Dernière variation en date du film de baby sitter, Baby-sitter malgré lui n’a au final rien d’autre à offrir que l’argument dramaturgique éculé que son titre promet. Au menu donc, l’habituelle nuit de folie, les enfants sociopathes et le garde-chiourme légèrement égoïste et franchement dépassé qui finira par se révéler comme le grand frère que tout le monde attendait. Ce programme minimal constitue le seul horizon d’un film en pilotage automatique qui se regarde aisément les yeux fermés. Tout au plus peut-on l’écouter, en laissant aux oreilles le soin de repérer le maigre feu comique qui le nourrit, c’est à dire, essentiellement ici, les variations argotiques que s’échangent des personnages en mal d’amitié nouvelle. Pour le reste, Jonah Hill, qui interprète le baby-sitter en question, n’a jamais paru aussi figé dans son emploi de jeune cool embarrassé du quintal de junk food qu’il a fini par dégobiller pour trotter gaiement dans 21 Jump street.
Où situer alors l’accroche marketing qui justifierait de pitcher le film devant les pontes d’un Studio ? Probablement dans le croisement opéré entre les gamineries de Chris Colombus et le Scorsese d’After hours, comme si le film voulait injecter dans le slapstick en couches quelques kilotonnes de vulgarité inquiète. Mais c’est dans cet équilibre artificiel entre comique bon enfant et grossièreté acide que se joue précisément le mécanisme désagréable de son horlogerie. En donnant le sentiment de vouloir racheter l’un par l’autre, le film n’aboutit qu’à l’annulation des deux effets : jamais assez odieux pour assumer la méchanceté qu’il voudrait secrètement atteindre, il rabat la bienveillance à laquelle il se range au simple statut de convention narrative. Ne reste alors qu’un mélange de cynisme et de paresse qui défie toute ambition esthétique ou narrative.
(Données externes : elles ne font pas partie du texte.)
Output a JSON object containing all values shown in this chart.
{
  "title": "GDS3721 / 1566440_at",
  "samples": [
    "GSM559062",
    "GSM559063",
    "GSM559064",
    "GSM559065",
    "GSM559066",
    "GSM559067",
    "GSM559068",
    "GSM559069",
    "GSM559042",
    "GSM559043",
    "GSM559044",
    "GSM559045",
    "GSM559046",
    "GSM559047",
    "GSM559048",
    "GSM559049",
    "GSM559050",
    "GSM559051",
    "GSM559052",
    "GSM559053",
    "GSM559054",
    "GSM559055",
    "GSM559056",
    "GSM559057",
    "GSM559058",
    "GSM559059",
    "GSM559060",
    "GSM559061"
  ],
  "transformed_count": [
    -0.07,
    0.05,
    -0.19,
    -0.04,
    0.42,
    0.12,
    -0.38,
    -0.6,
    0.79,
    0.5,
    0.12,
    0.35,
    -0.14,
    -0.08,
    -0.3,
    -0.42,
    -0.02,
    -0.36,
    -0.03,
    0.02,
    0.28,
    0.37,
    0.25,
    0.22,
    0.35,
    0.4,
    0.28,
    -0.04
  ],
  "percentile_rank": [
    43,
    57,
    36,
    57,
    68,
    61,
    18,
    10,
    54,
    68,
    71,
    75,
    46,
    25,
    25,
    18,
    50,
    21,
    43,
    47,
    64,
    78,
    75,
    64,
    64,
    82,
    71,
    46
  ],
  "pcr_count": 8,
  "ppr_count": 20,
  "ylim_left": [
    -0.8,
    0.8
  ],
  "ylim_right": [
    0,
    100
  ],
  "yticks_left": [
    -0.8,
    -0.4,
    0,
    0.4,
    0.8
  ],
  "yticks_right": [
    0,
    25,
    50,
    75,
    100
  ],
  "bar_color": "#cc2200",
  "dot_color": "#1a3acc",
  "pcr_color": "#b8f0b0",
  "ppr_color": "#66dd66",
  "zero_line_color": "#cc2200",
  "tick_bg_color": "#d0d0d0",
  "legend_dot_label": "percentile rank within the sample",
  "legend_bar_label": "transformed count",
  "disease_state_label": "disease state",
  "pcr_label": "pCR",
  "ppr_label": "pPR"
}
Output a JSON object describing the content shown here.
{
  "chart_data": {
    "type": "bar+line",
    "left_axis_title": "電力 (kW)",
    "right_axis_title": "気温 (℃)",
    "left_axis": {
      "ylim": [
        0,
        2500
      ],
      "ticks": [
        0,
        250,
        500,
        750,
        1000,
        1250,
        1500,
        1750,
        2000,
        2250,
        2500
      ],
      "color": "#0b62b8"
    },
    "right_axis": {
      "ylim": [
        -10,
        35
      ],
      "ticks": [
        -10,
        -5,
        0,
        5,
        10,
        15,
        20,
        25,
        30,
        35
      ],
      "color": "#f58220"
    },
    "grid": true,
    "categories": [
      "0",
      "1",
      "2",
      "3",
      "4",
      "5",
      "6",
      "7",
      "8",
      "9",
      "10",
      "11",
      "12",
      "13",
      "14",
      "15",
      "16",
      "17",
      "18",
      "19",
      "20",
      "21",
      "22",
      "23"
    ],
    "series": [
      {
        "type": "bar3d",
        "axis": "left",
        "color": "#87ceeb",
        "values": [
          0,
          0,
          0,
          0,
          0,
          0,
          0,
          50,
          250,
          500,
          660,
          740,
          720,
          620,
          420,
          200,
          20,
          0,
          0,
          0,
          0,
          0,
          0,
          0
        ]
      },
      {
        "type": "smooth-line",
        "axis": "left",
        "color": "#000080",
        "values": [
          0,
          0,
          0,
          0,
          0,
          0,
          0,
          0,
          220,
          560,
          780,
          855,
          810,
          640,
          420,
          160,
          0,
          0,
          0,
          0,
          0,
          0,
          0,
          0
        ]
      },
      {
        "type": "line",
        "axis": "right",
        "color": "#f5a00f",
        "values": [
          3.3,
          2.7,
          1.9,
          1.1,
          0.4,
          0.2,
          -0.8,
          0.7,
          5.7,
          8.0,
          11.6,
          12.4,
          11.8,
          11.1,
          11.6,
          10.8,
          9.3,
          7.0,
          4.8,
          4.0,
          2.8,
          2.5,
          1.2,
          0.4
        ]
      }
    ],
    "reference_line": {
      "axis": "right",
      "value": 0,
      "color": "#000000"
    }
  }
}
Ce pourrait donc être un simple produit d’exploitation sans âme s’il n’était signé de David Gordon Green, auteur, avec George Washington, son premier long-métrage, d’un des plus beaux précipités d’Americana qu’on ait pu vu voir sur les écrans. Après trois autres films dont le très beau L’Autre rive, le jeune cinéaste a souhaité donner dans le registre comique sous la houlette de Judd Apatow, virage possiblement salutaire s’il ne témoignait que d’une ambition d’échapper aux carcans auteuristes. Mais, si les qualités stupéfiantes de l’auteur passaient encore à travers quelques belles scènes de logorrhées amicales dans Pineapple express, ne reste aujourd’hui de sa première période qu’une expertise négociée sur le marché des transferts : habileté dans la direction d’acteur et attention aux dialogues doivent probablement figurer sur son cv de mercenaire. Pour le reste, il n’est qu’à comparer son regard sur les Noirs américains entre son premier et son dernier film pour constater à quel point son travail de portraitiste délicat, sensible aux murmures dramatiques, s’est nécrosé en un sarcasme grimaçant et vide. On ne sait si David Gordon Green a des pensions alimentaires à payer ou l’ambition de truffer une villa hollywoodienne de jacuzzis à bulles, mais on est certain d’assister là à un crash hollywoodien de premier ordre, à peu près aussi magistral que son cinéma est devenu étriqué et sinistre. On ne peut alors que lui souhaiter d’échouer encore, d’échouer plus et d’échouer mieux, pour retrouver le visage qu’il a volontairement défiguré.